Who'd've thought I'd be blogging twice in a week about A. L. Kennedy? She's this week's New Yorker fiction writer, though, and thus the subject of the latest post in my Magazine Reading Project.

This is actually quite handy, because I wondered, in the previous post, if the things that bothered me about Kennedy's first collection were the result of youth, or of something inherent to her work. I complained about the narrative stasis that seemed a hallmark of her stories, and about her tendency to rely too heavily on victimhood as a topic. And indeed, this new story, at least in those respects, is just like her early ones--a cuckolded mother of two stays cuckolded, and does nothing about it, and everything remains the same.

However, Kennedy has gotten a lot better at it, and I like the story a lot. I felt a little funny complaining last time, because I know that a story doesn't require strong narrative drive to be good; nor does its protagonist have to "change" or experience "redemption." Here, though, Kennedy's immersion in the details of the character's life--and her superior ability to choose and refine those details--makes the piece worth reading. Of particular power is her portrayal of the protagonist's sons, who at the ages of 7 and 4 have learned to channel their anger at their absent father upon each other. There is a great moment where the older boy "washed his own hands very thoroughly, theatrically, with the air of a weary surgeon. As she watched, the weight of an older brother's responsibilities and trials hardened his jaw enough for him to look very much like his father."

The really excellent bit here, however, is a scene in which the father subtly, quietly, transfers the blame for his absence and infidelity onto the younger boy. "That's why I go away, Jimbo," he says. "For you."

Ouch. In the wake of this scene, the father leaves again, and the mother again lets him, and once again I longed for something other than stasis, true to life as stasis might be. But there's no accounting for taste, and no denying that, judging by this story, anyhow, Kennedy has gotten really good. It's a better piece of writing than anything in her first book. Here's hoping somebody someday says the same thing about me.

Wednesday, May 2, 2007

And We Thought We Were Snarky

The latest New Yorker has an informative and entertaining article by Dana Goodyear about the Brazilian writer Paulo Coelho, a writer I haven't read but about whom I've wondered: how do you say that last name? (co-EL-yoo) When customers at the bookstore looked for copies of The Alchemist I could only say, Oh, yes, the book by... that guy. I did look it up, several times, but it didn't take.

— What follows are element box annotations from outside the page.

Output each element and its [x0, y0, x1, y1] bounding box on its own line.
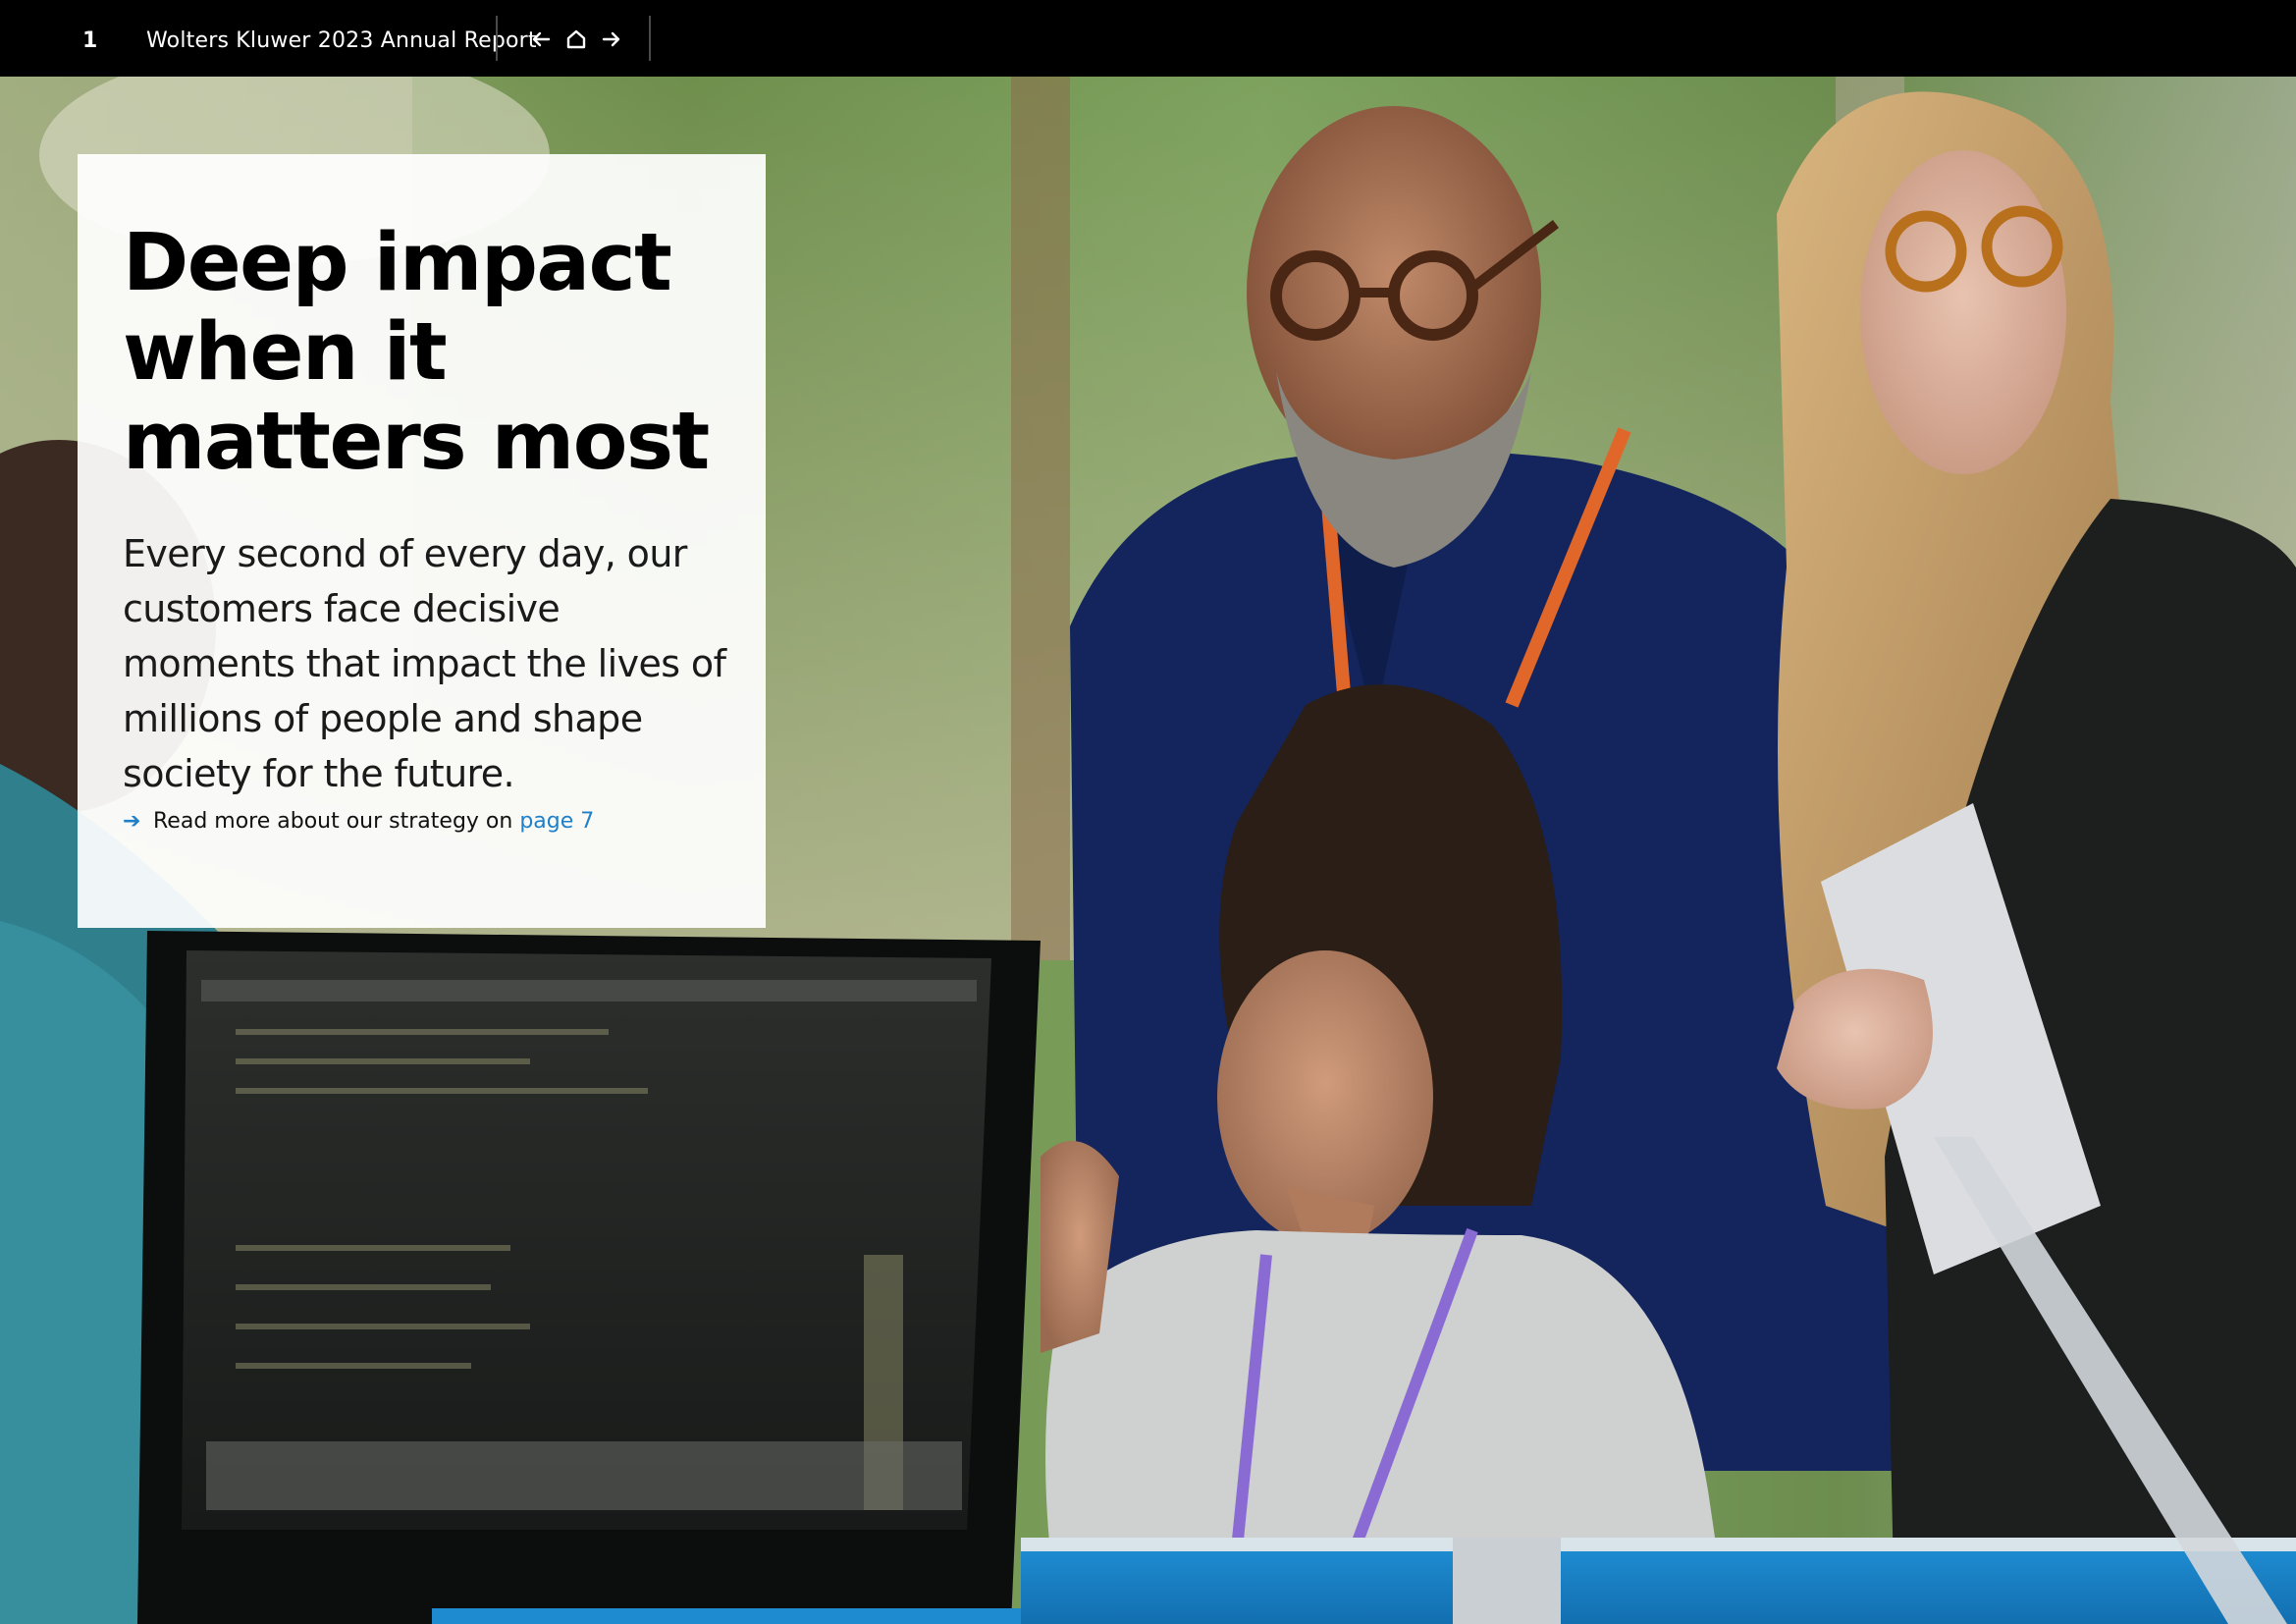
arrow-left-icon: [532, 31, 551, 47]
divider: [649, 16, 651, 61]
read-more-link[interactable]: ➔ Read more about our strategy on page 7: [123, 807, 594, 837]
page-number: 1: [82, 28, 98, 53]
report-title[interactable]: Wolters Kluwer 2023 Annual Report: [146, 27, 537, 56]
forward-button[interactable]: [597, 25, 626, 54]
headline: Deep impact when it matters most: [123, 217, 710, 488]
divider: [496, 16, 498, 61]
home-button[interactable]: [561, 25, 591, 54]
hero-text-panel: Deep impact when it matters most Every s…: [78, 154, 766, 928]
arrow-right-icon: [602, 31, 620, 47]
page-link[interactable]: page 7: [519, 809, 594, 834]
intro-text: Every second of every day, our customers…: [123, 532, 726, 795]
back-button[interactable]: [526, 25, 556, 54]
top-bar: 1 Wolters Kluwer 2023 Annual Report: [0, 0, 2296, 77]
read-more-text: Read more about our strategy on: [153, 809, 513, 834]
arrow-right-icon: ➔: [123, 809, 141, 834]
home-icon: [566, 29, 586, 49]
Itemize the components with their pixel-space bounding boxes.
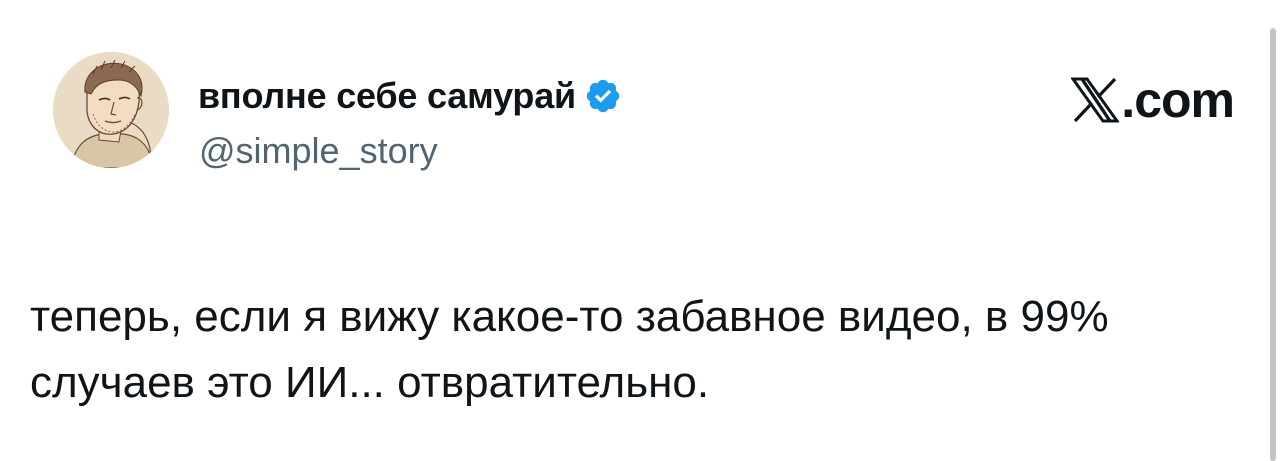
avatar-portrait-icon (53, 52, 169, 168)
author-display-name[interactable]: вполне себе самурай (198, 75, 576, 117)
brand-logo: .com (1070, 70, 1235, 130)
brand-suffix: .com (1121, 72, 1235, 128)
x-logo-icon (1070, 77, 1121, 123)
verified-badge-icon (584, 77, 622, 115)
author-handle[interactable]: @simple_story (199, 130, 438, 172)
author-name-row: вполне себе самурай (198, 74, 622, 118)
tweet-card: вполне себе самурай @simple_story .com т… (0, 0, 1284, 461)
tweet-text: теперь, если я вижу какое-то забавное ви… (30, 292, 1109, 407)
scrollbar[interactable] (1270, 28, 1276, 461)
avatar[interactable] (53, 52, 169, 168)
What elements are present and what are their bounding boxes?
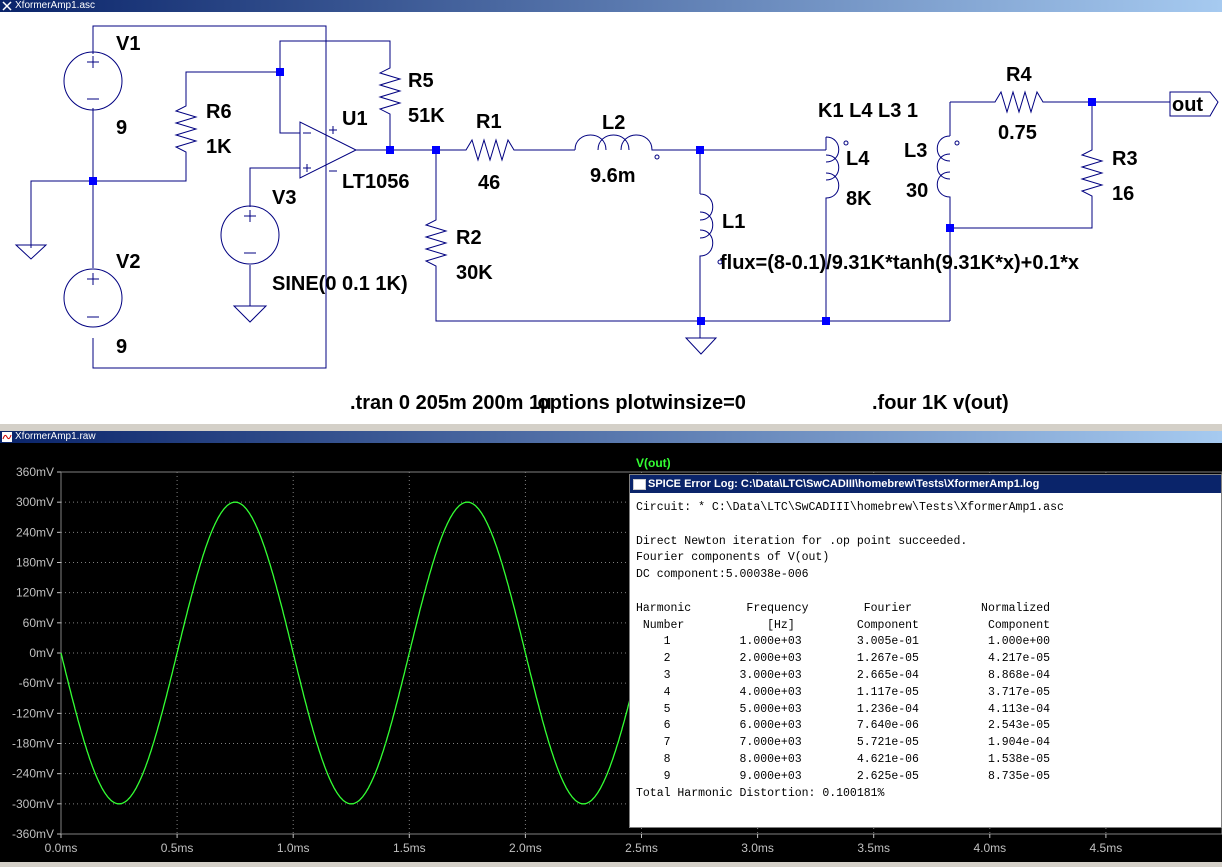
- y-tick-label: 300mV: [16, 495, 54, 509]
- error-log-title: SPICE Error Log: C:\Data\LTC\SwCADIII\ho…: [648, 478, 1040, 490]
- y-tick-label: 180mV: [16, 556, 54, 570]
- x-tick-label: 0.0ms: [45, 841, 78, 855]
- y-tick-label: -120mV: [12, 706, 54, 720]
- l3-value: 30: [906, 180, 928, 202]
- log-line: 6 6.000e+03 7.640e-06 2.543e-05: [636, 719, 1051, 733]
- out-port-label[interactable]: out: [1172, 94, 1203, 116]
- tran-directive[interactable]: .tran 0 205m 200m 1µ: [350, 392, 552, 414]
- u1-value: LT1056: [342, 171, 409, 193]
- y-tick-label: -240mV: [12, 767, 54, 781]
- y-tick-label: 120mV: [16, 586, 54, 600]
- v1-value: 9: [116, 117, 127, 139]
- r2-value: 30K: [456, 262, 493, 284]
- r1-value: 46: [478, 172, 500, 194]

Anyway, he seems to be an inspirational/allegorical writer who writes things like "When you want something, the universe conspires in helping you to achieve it" (ahem -- still no letterpress). Goodyear quotes a Brazilian critic and history professor named Mário Maestri about Coelho, and it's a quote so good I'm going to repeat it here:
In spite of belonging to different genres, Coelho's narratives and self-help books have the same fundamental effect: of anesthetizing the alienated consciousness through the consoling reaffirmation of conventions and prevailing prejudices. Fascinated by his discoveries, the Coelhist reader explores the familiar, breaks down doors already open, and gets mired in sentimental, tranquilizing, self-centered, conformist, and spellbinding visions of the world that imprisons him. When he finishes a book, he wants another that will be different but absolutely the same.
The most intriguing word here is "conformist," a word we in the US generally don't use in conjunction with words like "sentimental, self-centered" and "spellbinding" -- adjectives that we might apply to New-Agey writing -- because we still think of New-Agey stuff as being nonconformist. It isn't. Like any fashion, it adheres to its own cliches.